Title: Towards Integrated Learning and Optimization for Efficient Transport Systems

Decision makers are often faced with problems that are subject to uncertainty. Consider the problem of planning transport services for an upcoming season, determining optimal locations of new infrastructure, or establishing pricing strategies. In this context, demand uncertainty is challenging to deal with, notably because it is decision-dependent. In this talk, we discuss data and modeling challenges associated with understanding and predicting demand. Focusing on the competitive facility location problem, we describe a methodology to deal with decision-dependent demand uncertainty without making strong distributional assumptions. We also provide a high-level overview of contextual stochastic optimization. Studied in the literature under a variety of names, contextual optimization refers to data-driven approaches to prescribe decisions by exploiting relevant side information. We position demand modeling for decision-making in this context and outline future research directions on integrated learning and optimization.

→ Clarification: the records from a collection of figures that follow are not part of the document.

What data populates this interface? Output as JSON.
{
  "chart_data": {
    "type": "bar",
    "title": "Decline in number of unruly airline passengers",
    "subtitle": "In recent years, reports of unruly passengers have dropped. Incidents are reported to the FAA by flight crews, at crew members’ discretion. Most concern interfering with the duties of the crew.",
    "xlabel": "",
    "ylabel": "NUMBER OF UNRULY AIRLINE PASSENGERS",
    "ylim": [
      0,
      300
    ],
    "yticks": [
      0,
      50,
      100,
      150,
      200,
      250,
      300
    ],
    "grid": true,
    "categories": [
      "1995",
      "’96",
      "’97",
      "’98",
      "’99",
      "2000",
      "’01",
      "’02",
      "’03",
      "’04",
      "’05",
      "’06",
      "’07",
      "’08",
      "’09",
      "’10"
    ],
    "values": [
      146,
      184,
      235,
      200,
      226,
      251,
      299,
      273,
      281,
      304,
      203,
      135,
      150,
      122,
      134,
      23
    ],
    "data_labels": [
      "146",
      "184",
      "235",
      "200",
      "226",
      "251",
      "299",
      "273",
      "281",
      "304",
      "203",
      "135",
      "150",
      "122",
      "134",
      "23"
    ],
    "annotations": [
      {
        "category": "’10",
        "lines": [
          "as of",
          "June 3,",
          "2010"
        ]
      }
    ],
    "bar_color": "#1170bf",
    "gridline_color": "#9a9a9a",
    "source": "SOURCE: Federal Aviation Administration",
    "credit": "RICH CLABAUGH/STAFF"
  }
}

Yafeng Yin Department of Civil and Environmental Engineering, University of Michigan, Ann Arbor
 

Biography

Dr. Yafeng Yin is the Donald Cleveland Collegiate Professor of Engineering and the Donald Malloure Department Chair of Civil and Environmental Engineering at the University of Michigan, Ann Arbor. His research focuses on analyzing and improving multimodal transportation systems to enhance efficiency, resilience, and environmental sustainability. He is currently working on developing innovative mobility solutions and services through advancements in vehicle connectivity and automation. Dr. Yin has authored over 150 peer-reviewed papers in leading academic journals. He served as Editor-in-Chief of Transportation Research Part C: Emerging Technologies from 2014 to 2020 and currently holds editorial roles as an Area Editor for Transportation Science and an Associate Editor for Transportation Research Part B: Methodological. His contributions have been recognized with awards such as the Monroe-Brown Foundation Education Excellence Award from the University of Michigan's College of Engineering and the Doctoral Mentoring Award from the University of Florida. He has also received the Outstanding Leadership Award from the Chinese Overseas Transportation Association (COTA) and several paper awards, including the Stella Dafermos Best Paper Award, the Ryuichi Kitamura Paper Award, and the Kikuchi-Karlaftis Best Paper Award from the Transportation Research Board of the National Academies of Sciences, Engineering, and Medicine. Dr. Yin earned his Ph.D. from the University of Tokyo in 2002 and his master’s and bachelor’s degrees from Tsinghua University in 1996 and 1994, respectively.

Title: Leveraging Vehicle Trajectories for Traffic Network Equilibrium Modeling

Recent advances in connected vehicle technology and crowd-sourced navigation platforms have generated abundant vehicle trajectory data. This talk introduces a scalable, trajectory-based system for diagnosing and improving urban traffic networks. Leveraging vehicle trajectory and open-source data, we construct traffic network equilibrium models by calibrating route choice behavior, link performance functions, and origin-destination trip demand. These "light-duty" models are suited for analyzing traffic networks and prescribing short-term transportation improvement projects or policies. Rather than aiming for absolute predictive accuracy, the system emphasizes decision-relevant accuracy to ensure effective and actionable insights. By minimizing reliance on costly local data collection, this approach democratizes access to advanced traffic diagnostics. The resulting system provides a practical and deployable tool for data-driven traffic network analysis and decision-making.